Dans son dernier livre «Il faut dire que les temps ont changé» (Albin Michel), le directeur du département d’économie de l’École normale supérieure et membre fondateur de l’École d’économie de Paris, analyse les bouleversements de la société sur ces cinquante dernières années à l’aune des transformations numériques.
«On a perdu un monde connu, celui de la société industrielle où chacun savait exactement où il habitait», regrette Daniel Cohen, soulignant le caractère inclusif de la «société salariale». «Depuis une immense frayeur traverse la société» selon l’économie, qui préfère qualifier d’«algorithmiques, cette nouvelle société communément appelée «digitale».
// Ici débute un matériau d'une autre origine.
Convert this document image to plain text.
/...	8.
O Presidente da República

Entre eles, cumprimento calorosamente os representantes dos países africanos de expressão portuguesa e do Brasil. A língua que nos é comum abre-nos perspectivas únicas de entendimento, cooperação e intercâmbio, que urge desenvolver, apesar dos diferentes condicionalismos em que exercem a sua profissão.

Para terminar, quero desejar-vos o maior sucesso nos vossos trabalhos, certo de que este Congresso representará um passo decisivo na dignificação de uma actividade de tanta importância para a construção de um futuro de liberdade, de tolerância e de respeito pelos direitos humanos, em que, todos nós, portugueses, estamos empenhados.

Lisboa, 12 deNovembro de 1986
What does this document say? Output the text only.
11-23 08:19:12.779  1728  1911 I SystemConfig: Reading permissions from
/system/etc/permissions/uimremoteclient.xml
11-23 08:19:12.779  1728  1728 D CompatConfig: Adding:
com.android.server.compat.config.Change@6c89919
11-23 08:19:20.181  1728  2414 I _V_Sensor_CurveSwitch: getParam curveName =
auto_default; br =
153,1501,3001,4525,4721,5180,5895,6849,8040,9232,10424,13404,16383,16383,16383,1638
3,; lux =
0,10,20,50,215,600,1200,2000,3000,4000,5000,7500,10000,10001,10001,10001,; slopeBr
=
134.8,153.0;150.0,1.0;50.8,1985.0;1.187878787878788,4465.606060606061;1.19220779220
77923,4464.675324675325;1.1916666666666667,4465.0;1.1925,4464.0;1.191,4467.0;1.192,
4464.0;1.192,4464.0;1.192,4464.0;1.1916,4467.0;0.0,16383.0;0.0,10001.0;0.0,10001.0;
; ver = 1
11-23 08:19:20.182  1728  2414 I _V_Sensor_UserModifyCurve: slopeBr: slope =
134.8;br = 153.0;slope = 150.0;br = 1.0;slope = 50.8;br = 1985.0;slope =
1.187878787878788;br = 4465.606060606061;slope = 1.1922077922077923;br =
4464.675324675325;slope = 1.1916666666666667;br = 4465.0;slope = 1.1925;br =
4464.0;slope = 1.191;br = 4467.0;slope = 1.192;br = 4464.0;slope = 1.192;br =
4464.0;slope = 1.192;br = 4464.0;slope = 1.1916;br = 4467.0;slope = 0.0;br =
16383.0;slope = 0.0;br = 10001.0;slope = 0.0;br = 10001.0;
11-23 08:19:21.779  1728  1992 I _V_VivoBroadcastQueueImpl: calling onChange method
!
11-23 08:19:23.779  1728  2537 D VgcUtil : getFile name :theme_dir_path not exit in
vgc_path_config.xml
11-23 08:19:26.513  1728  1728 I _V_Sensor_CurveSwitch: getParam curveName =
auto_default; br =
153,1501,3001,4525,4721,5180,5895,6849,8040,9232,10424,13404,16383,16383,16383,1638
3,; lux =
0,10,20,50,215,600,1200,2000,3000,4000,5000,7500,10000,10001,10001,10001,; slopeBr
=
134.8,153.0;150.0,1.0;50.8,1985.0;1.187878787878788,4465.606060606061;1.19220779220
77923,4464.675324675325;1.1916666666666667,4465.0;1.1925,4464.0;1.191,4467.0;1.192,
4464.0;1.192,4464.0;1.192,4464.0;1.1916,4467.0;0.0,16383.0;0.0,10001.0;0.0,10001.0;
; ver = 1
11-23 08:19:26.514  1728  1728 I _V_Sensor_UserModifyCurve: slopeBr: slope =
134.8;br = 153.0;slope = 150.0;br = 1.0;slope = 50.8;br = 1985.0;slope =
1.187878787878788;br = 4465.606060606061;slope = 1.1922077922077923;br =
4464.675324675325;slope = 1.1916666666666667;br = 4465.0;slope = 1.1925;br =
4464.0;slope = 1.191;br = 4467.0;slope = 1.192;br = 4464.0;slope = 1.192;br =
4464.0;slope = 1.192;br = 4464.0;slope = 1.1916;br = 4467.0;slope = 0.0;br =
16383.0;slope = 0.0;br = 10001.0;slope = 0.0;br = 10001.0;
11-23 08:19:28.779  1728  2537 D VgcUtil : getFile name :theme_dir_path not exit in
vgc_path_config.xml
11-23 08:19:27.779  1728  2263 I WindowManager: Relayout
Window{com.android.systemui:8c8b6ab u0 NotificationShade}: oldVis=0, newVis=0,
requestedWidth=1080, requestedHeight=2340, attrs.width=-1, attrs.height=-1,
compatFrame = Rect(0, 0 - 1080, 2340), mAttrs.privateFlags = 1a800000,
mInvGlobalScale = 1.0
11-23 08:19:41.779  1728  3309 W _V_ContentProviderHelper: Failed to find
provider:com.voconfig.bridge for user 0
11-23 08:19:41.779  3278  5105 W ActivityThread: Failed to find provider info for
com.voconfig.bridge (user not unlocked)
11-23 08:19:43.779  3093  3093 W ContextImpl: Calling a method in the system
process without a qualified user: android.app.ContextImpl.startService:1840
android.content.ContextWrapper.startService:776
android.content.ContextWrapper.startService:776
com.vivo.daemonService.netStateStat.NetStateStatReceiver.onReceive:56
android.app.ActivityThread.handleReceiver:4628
Faut-il pour autant s’inquiéter sur notre avenir ? «Pas forcément, l’histoire est totalement ouverte», relativise Daniel Cohen. «Il est possible qu’on soit en train de clore un chapitre de cinquante années de transition, qui ressemble à l’effondrement de la civilisation ancienne, et que nous soyons en train de reconstruire quelque chose.» Et d’ajouter qu’il y a deux voies possibles : une première, inégalitaire, dans laquelle les producteurs d'algorithmes et d’applications augmentent leur emprise sur la société ; et une seconde, inclusive, dans laquelle une nouvelle classe moyenne se constitue.
«Cette classe moyenne a été la grande perdante de ces cinquante dernières années», relève l’économiste, pointant le «phénomène de polarisation» à l’oeuvre depuis la fin des années 1960. Il ajoute qu’il faut voir dans ce phénomène de déclassement une des causes de la montée des populismes partout dans le monde.
Le grand paradoxe de cette période, conclut Daniel Cohen, c’est qu’on on a cru, en sortant de la société industrielle, dans l’espoir d’une société plus humanisée, alors qu’on renoue avec un cycle qui va déshumaniser si les algorithmes prennent trop de place dans la production et dans la consommation.»